M - Oui, j'aime ça, mais j'ai quand même hâte de terminer, j'ai hâte de travailler à temps plein. De toute façon, j'ai tellement de travaux puis de devoirs que je n'ai pas tant le temps de dépenser pour l'instant.

S - Maryka, toi tu veux être une professeure. À quel niveau tu aimerais enseigner?

M - Moi, je fais mon baccalauréat au préscolaire/primaire, mais j'aime beaucoup le troisième cycle, j'aime beaucoup les grands.

S - Oui, les grands!

M - Les préados, oui!

S - Les préados… Quand tu vas devenir un prof, pas si tu deviens, quand tu vas devenir, est-ce qu'il y a quelque chose que tu aimerais montrer aux jeunes ? Ton énergie, ton expérience, y’a-tu quelque chose que tu aimerais amener de différent ?

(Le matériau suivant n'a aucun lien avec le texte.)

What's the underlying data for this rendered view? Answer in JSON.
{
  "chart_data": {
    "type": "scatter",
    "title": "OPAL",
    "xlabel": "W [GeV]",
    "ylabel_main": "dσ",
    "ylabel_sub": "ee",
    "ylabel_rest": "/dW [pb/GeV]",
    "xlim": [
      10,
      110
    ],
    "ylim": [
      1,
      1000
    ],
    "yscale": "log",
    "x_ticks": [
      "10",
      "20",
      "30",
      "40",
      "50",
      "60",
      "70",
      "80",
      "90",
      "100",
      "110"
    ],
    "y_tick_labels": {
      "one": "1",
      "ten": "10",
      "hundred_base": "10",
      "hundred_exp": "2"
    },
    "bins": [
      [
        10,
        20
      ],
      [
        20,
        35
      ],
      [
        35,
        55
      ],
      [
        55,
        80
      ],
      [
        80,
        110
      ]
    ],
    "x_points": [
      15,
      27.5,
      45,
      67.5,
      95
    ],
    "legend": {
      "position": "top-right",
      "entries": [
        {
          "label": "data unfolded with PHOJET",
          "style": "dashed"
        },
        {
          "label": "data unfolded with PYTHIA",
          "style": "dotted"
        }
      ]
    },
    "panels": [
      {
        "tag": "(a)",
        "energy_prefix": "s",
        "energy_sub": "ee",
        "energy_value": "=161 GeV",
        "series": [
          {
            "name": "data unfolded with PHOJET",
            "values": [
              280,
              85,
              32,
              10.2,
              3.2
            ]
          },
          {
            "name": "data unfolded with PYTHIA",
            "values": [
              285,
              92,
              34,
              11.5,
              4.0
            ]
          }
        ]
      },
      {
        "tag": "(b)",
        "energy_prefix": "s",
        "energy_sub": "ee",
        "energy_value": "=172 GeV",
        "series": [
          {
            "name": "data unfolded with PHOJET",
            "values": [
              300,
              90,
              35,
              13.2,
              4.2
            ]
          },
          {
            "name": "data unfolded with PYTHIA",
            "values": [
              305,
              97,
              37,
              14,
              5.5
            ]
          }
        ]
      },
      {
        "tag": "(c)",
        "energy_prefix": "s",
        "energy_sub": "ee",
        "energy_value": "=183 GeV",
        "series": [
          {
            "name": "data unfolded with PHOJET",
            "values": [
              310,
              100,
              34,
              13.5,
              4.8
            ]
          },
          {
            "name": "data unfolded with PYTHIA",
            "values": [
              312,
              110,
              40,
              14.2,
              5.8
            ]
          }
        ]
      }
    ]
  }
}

M – Déjà, quand je fais de la suppléance, des fois, les élèves ne comprennent pas pourquoi je suis étudiante à mon âge. Puis là, je leur explique que moi j'avais un rêve, puis que je suis en train de le réaliser.  J'ai appris qu'il n'est jamais trop tard puis qu'on peut avoir plein de métiers si on veut. Donc, c'est ça.

S - On peut réaliser des choses, puis savoir ce qu'on a le goût de faire. Parce qu’aussi, quand tu étais jeune peut-être, des fois c'est dur à 16 ans décider: «Moi, je veux être ça».

M - Je pense qu'on ne se connait pas.

S - On ne se connait pas du tout !

M - Non, c'est difficile. Il y a tellement de choix, puis, moi, personnellement dans ma famille, on était une grosse famille. L'Université pour moi ce n'était pas... Je pensais que c'était les médecins, je me disais que je n'étais pas assez brillante pour aller à l'Université.

Je voyais ça gros.

Puis, quand j'ai reçu ma lettre d'acceptation à l'Université, juste d'avoir le papier «Vous êtes acceptée», j'étais comme: «Oh mon dieu!» Je pense que ça aurait été assez! Des fois je ne réalise pas encore, je suis là et je vois ça gros. Mais je me dis que, bien oui, je suis capable!

S - Ça vient d'où cette gêne-là, de te dire: «Ah, moi, je ne peux pas»?

M - Je pense que quand j'étais plus jeune, j'étais moins bonne à l'école. J'avais de moins bons résultats, ma concentration était plus difficile, mais j'étais une bonne élève quand même. Je participais, mais c'était plus difficile pour moi.

Je ne me rappelle de m'être assise avec mes parents pour faire des devoirs. Ça a tout le temps été difficile. Je passais «sur la fesse» comme on dit! Je pense que c'est pour ça.

Je m'enlignais vraiment pour un DEP, même le Cégep ce n'était pas dans mes choix. Je suis allée faire un DEP, puis après ça je ne suis jamais retourné à l'école depuis.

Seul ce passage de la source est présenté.